The CDC does not recommend that livestock workers get vaccinated against avian flu because all workers who have contracted the disease have reported mild symptoms. Poultry workers have experienced eye inflammation and watering along with typical flu symptoms, including fever, chills, cough, sore throat and runny nose, the CDC said. None have been hospitalized.
The CDC has not identified any unusual influenza trends in laboratory data or emergency department visits at the national, state or local levels, Shah said.
Preliminary analysis of the genetic sequence of the virus from a Colorado poultry worker shows no changes in the virus which would increase the severity of the disease, facilitate human-to-human transmission or decrease the effectiveness of Tamiflu treatment, Shah said.
Federal health and agriculture officials have repeatedly stressed the importance of precautions — such as wearing personal protective equipment — when handling infected animals. Federal and state authorities have made supplies available to dairy farm owners but have not required their use.
Federal officials on Tuesday praised Colorado for its planning and response to the outbreak.

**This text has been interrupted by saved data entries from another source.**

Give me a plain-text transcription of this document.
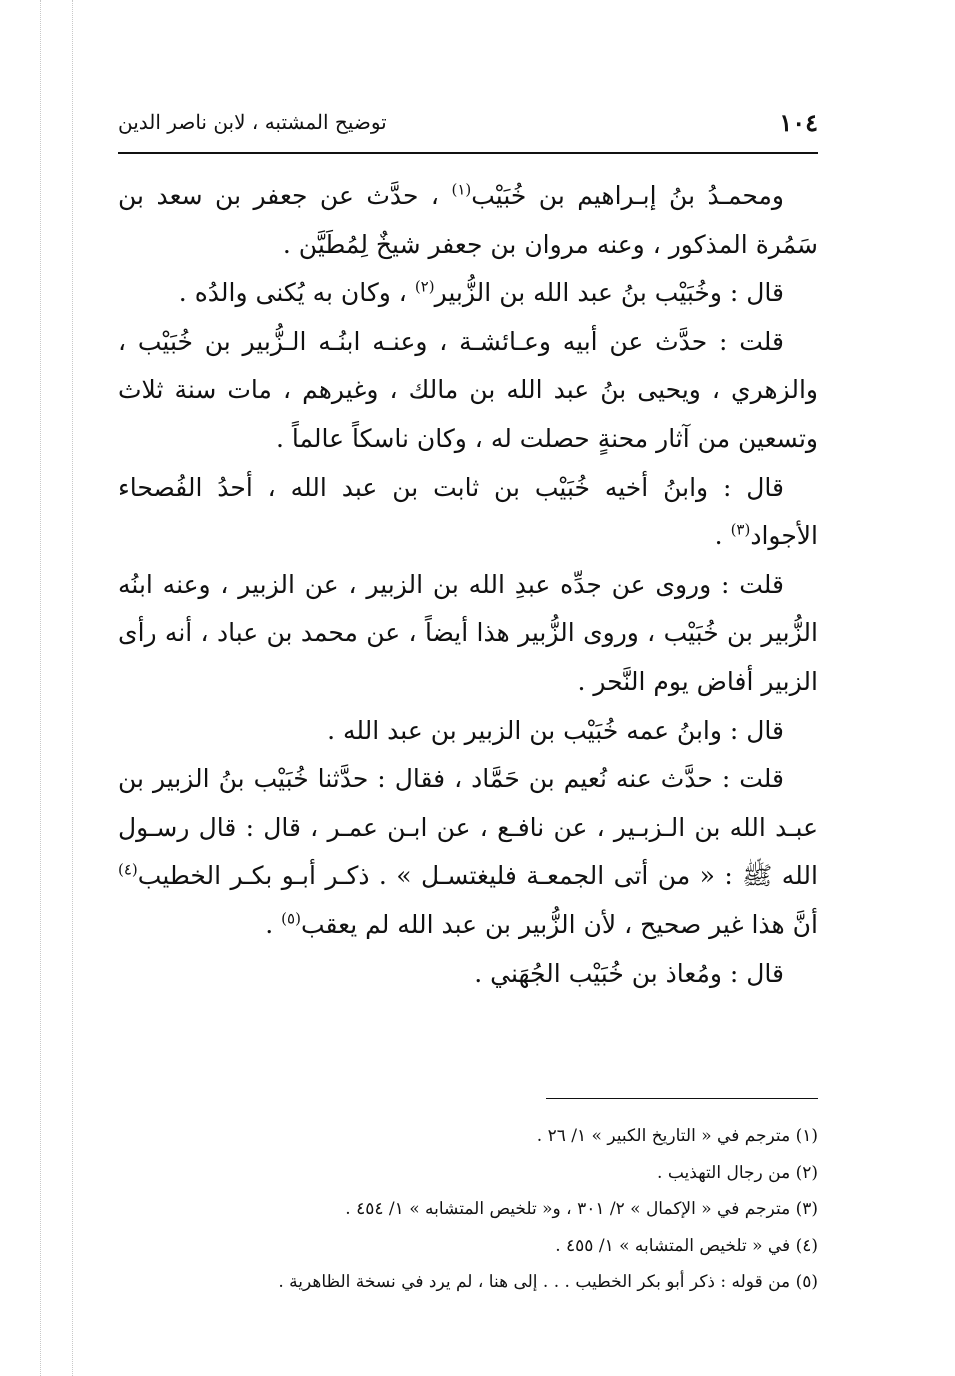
١٠٤
توضيح المشتبه ، لابن ناصر الدين

ومحمـدُ بنُ إبـراهيم بن خُبَيْب$^{(١)}$ ، حدَّث عن جعفر بن سعد بن سَمُرة المذكور ، وعنه مروان بن جعفر شيخٌ لِمُطَيَّن .

قال : وخُبَيْب بنُ عبد الله بن الزُّبير$^{(٢)}$ ، وكان به يُكنى والدُه .

قلت : حدَّث عن أبيه وعـائشـة ، وعنـه ابنُـه الـزُّبير بن خُبَيْب ، والزهري ، ويحيى بنُ عبد الله بن مالك ، وغيرهم ، مات سنة ثلاث وتسعين من آثار محنةٍ حصلت له ، وكان ناسكاً عالماً .

قال : وابنُ أخيه خُبَيْب بن ثابت بن عبد الله ، أحدُ الفُصحاء الأجواد$^{(٣)}$ .

قلت : وروى عن جدِّه عبدِ الله بن الزبير ، عن الزبير ، وعنه ابنُه الزُّبير بن خُبَيْب ، وروى الزُّبير هذا أيضاً ، عن محمد بن عباد ، أنه رأى الزبير أفاض يوم النَّحر .

قال : وابنُ عمه خُبَيْب بن الزبير بن عبد الله .

قلت : حدَّث عنه نُعيم بن حَمَّاد ، فقال : حدَّثنا خُبَيْب بنُ الزبير بن عبـد الله بن الـزبـير ، عن نافـع ، عن ابـن عمـر ، قال : قال رسـول الله ﷺ : « من أتى الجمعـة فليغتسـل » . ذكـر أبـو بكـر الخطيب$^{(٤)}$ أنَّ هذا غير صحيح ، لأن الزُّبير بن عبد الله لم يعقب$^{(٥)}$ .

قال : ومُعاذ بن خُبَيْب الجُهَني .

(١) مترجم في « التاريخ الكبير » ١/ ٢٦ .

(٢) من رجال التهذيب .

(٣) مترجم في « الإكمال » ٢/ ٣٠١ ، و« تلخيص المتشابه » ١/ ٤٥٤ .

(٤) في « تلخيص المتشابه » ١/ ٤٥٥ .

(٥) من قوله : ذكر أبو بكر الخطيب . . . إلى هنا ، لم يرد في نسخة الظاهرية .
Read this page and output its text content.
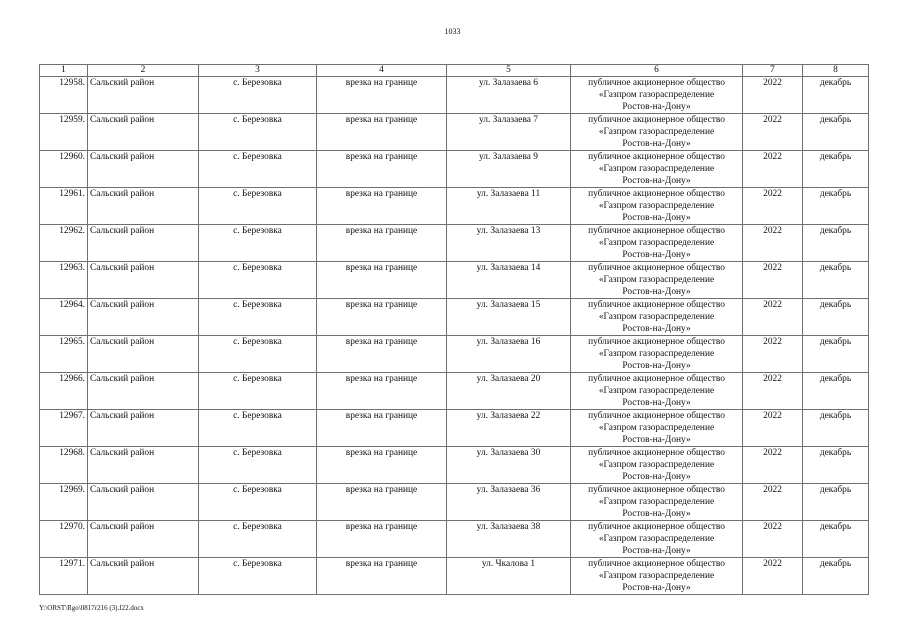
1033
1	2	3	4	5	6	7	8
12958.	Сальский район	с. Березовка	врезка на границе	ул. Залазаева 6	публичное акционерное общество
«Газпром газораспределение
Ростов-на-Дону»	2022	декабрь
12959.	Сальский район	с. Березовка	врезка на границе	ул. Залазаева 7	публичное акционерное общество
«Газпром газораспределение
Ростов-на-Дону»	2022	декабрь
12960.	Сальский район	с. Березовка	врезка на границе	ул. Залазаева 9	публичное акционерное общество
«Газпром газораспределение
Ростов-на-Дону»	2022	декабрь
12961.	Сальский район	с. Березовка	врезка на границе	ул. Залазаева 11	публичное акционерное общество
«Газпром газораспределение
Ростов-на-Дону»	2022	декабрь
12962.	Сальский район	с. Березовка	врезка на границе	ул. Залазаева 13	публичное акционерное общество
«Газпром газораспределение
Ростов-на-Дону»	2022	декабрь
12963.	Сальский район	с. Березовка	врезка на границе	ул. Залазаева 14	публичное акционерное общество
«Газпром газораспределение
Ростов-на-Дону»	2022	декабрь
12964.	Сальский район	с. Березовка	врезка на границе	ул. Залазаева 15	публичное акционерное общество
«Газпром газораспределение
Ростов-на-Дону»	2022	декабрь
12965.	Сальский район	с. Березовка	врезка на границе	ул. Залазаева 16	публичное акционерное общество
«Газпром газораспределение
Ростов-на-Дону»	2022	декабрь
12966.	Сальский район	с. Березовка	врезка на границе	ул. Залазаева 20	публичное акционерное общество
«Газпром газораспределение
Ростов-на-Дону»	2022	декабрь
12967.	Сальский район	с. Березовка	врезка на границе	ул. Залазаева 22	публичное акционерное общество
«Газпром газораспределение
Ростов-на-Дону»	2022	декабрь
12968.	Сальский район	с. Березовка	врезка на границе	ул. Залазаева 30	публичное акционерное общество
«Газпром газораспределение
Ростов-на-Дону»	2022	декабрь
12969.	Сальский район	с. Березовка	врезка на границе	ул. Залазаева 36	публичное акционерное общество
«Газпром газораспределение
Ростов-на-Дону»	2022	декабрь
12970.	Сальский район	с. Березовка	врезка на границе	ул. Залазаева 38	публичное акционерное общество
«Газпром газораспределение
Ростов-на-Дону»	2022	декабрь
12971.	Сальский район	с. Березовка	врезка на границе	ул. Чкалова 1	публичное акционерное общество
«Газпром газораспределение
Ростов-на-Дону»	2022	декабрь
Y:\ORST\Rgo\0817r216 (3).f22.docx
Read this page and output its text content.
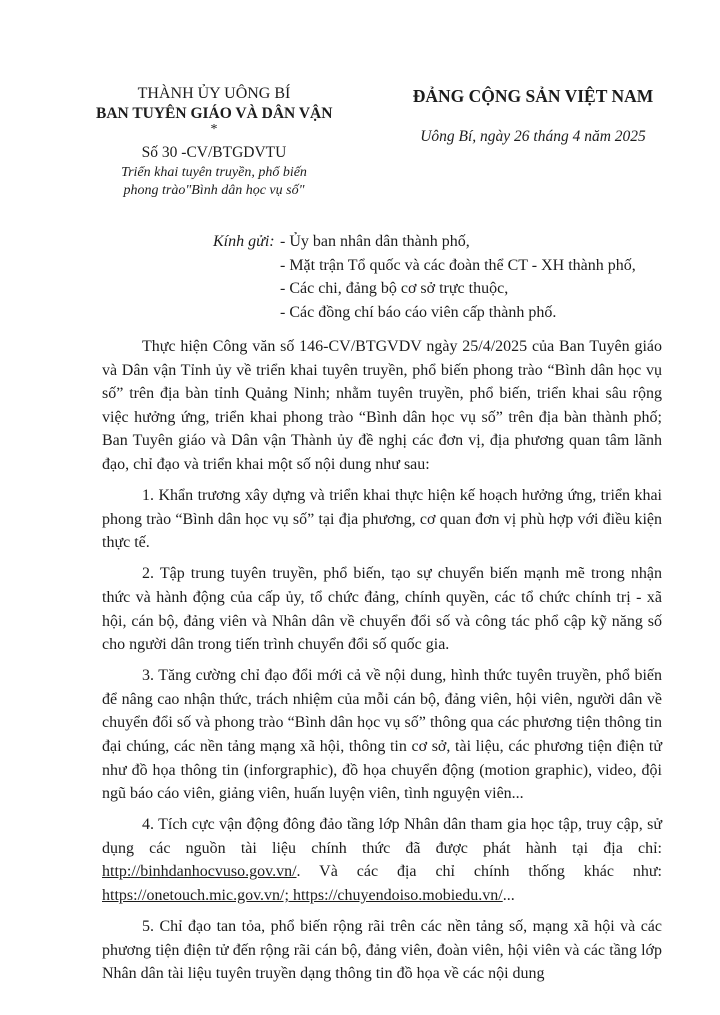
THÀNH ỦY UÔNG BÍ
BAN TUYÊN GIÁO VÀ DÂN VẬN
*
Số 30 -CV/BTGDVTU
Triển khai tuyên truyền, phổ biến
phong trào"Bình dân học vụ số"
ĐẢNG CỘNG SẢN VIỆT NAM
Uông Bí, ngày 26 tháng 4 năm 2025
Kính gửi: - Ủy ban nhân dân thành phố,
- Mặt trận Tổ quốc và các đoàn thể CT - XH thành phố,
- Các chi, đảng bộ cơ sở trực thuộc,
- Các đồng chí báo cáo viên cấp thành phố.

Thực hiện Công văn số 146-CV/BTGVDV ngày 25/4/2025 của Ban Tuyên giáo và Dân vận Tỉnh ủy về triển khai tuyên truyền, phổ biến phong trào “Bình dân học vụ số” trên địa bàn tỉnh Quảng Ninh; nhằm tuyên truyền, phổ biến, triển khai sâu rộng việc hưởng ứng, triển khai phong trào “Bình dân học vụ số” trên địa bàn thành phố; Ban Tuyên giáo và Dân vận Thành ủy đề nghị các đơn vị, địa phương quan tâm lãnh đạo, chỉ đạo và triển khai một số nội dung như sau:

1. Khẩn trương xây dựng và triển khai thực hiện kế hoạch hưởng ứng, triển khai phong trào “Bình dân học vụ số” tại địa phương, cơ quan đơn vị phù hợp với điều kiện thực tế.

2. Tập trung tuyên truyền, phổ biến, tạo sự chuyển biến mạnh mẽ trong nhận thức và hành động của cấp ủy, tổ chức đảng, chính quyền, các tổ chức chính trị - xã hội, cán bộ, đảng viên và Nhân dân về chuyển đổi số và công tác phổ cập kỹ năng số cho người dân trong tiến trình chuyển đổi số quốc gia.

3. Tăng cường chỉ đạo đổi mới cả về nội dung, hình thức tuyên truyền, phổ biến để nâng cao nhận thức, trách nhiệm của mỗi cán bộ, đảng viên, hội viên, người dân về chuyển đổi số và phong trào “Bình dân học vụ số” thông qua các phương tiện thông tin đại chúng, các nền tảng mạng xã hội, thông tin cơ sở, tài liệu, các phương tiện điện tử như đồ họa thông tin (inforgraphic), đồ họa chuyển động (motion graphic), video, đội ngũ báo cáo viên, giảng viên, huấn luyện viên, tình nguyện viên...

4. Tích cực vận động đông đảo tầng lớp Nhân dân tham gia học tập, truy cập, sử dụng các nguồn tài liệu chính thức đã được phát hành tại địa chỉ: http://binhdanhocvuso.gov.vn/. Và các địa chỉ chính thống khác như: https://onetouch.mic.gov.vn/; https://chuyendoiso.mobiedu.vn/...

5. Chỉ đạo tan tỏa, phổ biến rộng rãi trên các nền tảng số, mạng xã hội và các phương tiện điện tử đến rộng rãi cán bộ, đảng viên, đoàn viên, hội viên và các tầng lớp Nhân dân tài liệu tuyên truyền dạng thông tin đồ họa về các nội dung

In May, as the state’s dairy herds were infected, the state requested 5,000 goggles, 300,000 pairs of gloves and 150,000 N95 masks from the federal stockpile. Over the weekend, after tests indicated the virus had infected the five poultry workers, the state requested 500 doses of Tamiflu. More than 150 workers potentially exposed to the infected poultry were given antiviral drugs. State health officials also notified the CDC of worker infections in real time, allowing the agency to send a 10-person bilingual team to help with the investigation.
Nahid Bhadelia, director of Boston University’s Center for Emerging Infectious Diseases and a former senior adviser to the Biden administration’s White House coronavirus response team, said infectious disease experts are concerned about what could happen if the virus infects more people, increasing the chances of it mutating to become more transmissible from person to person and cause more severe illness.
“So far, yes, the cases are not that severe,” she said. “But it’s just a matter of time before it gets to someone who might have medical problems that could make it more difficult.”
The Colorado workers are the first cases of H5N1 infection among poultry workers since April 2022, when an inmate who slaughtered poultry as part of a pre-release employment program was infected with the same strain that caused the avian flu outbreak in dairy cows. The worker reported fatigue as his only symptom, was treated with Tamiflu and recovered.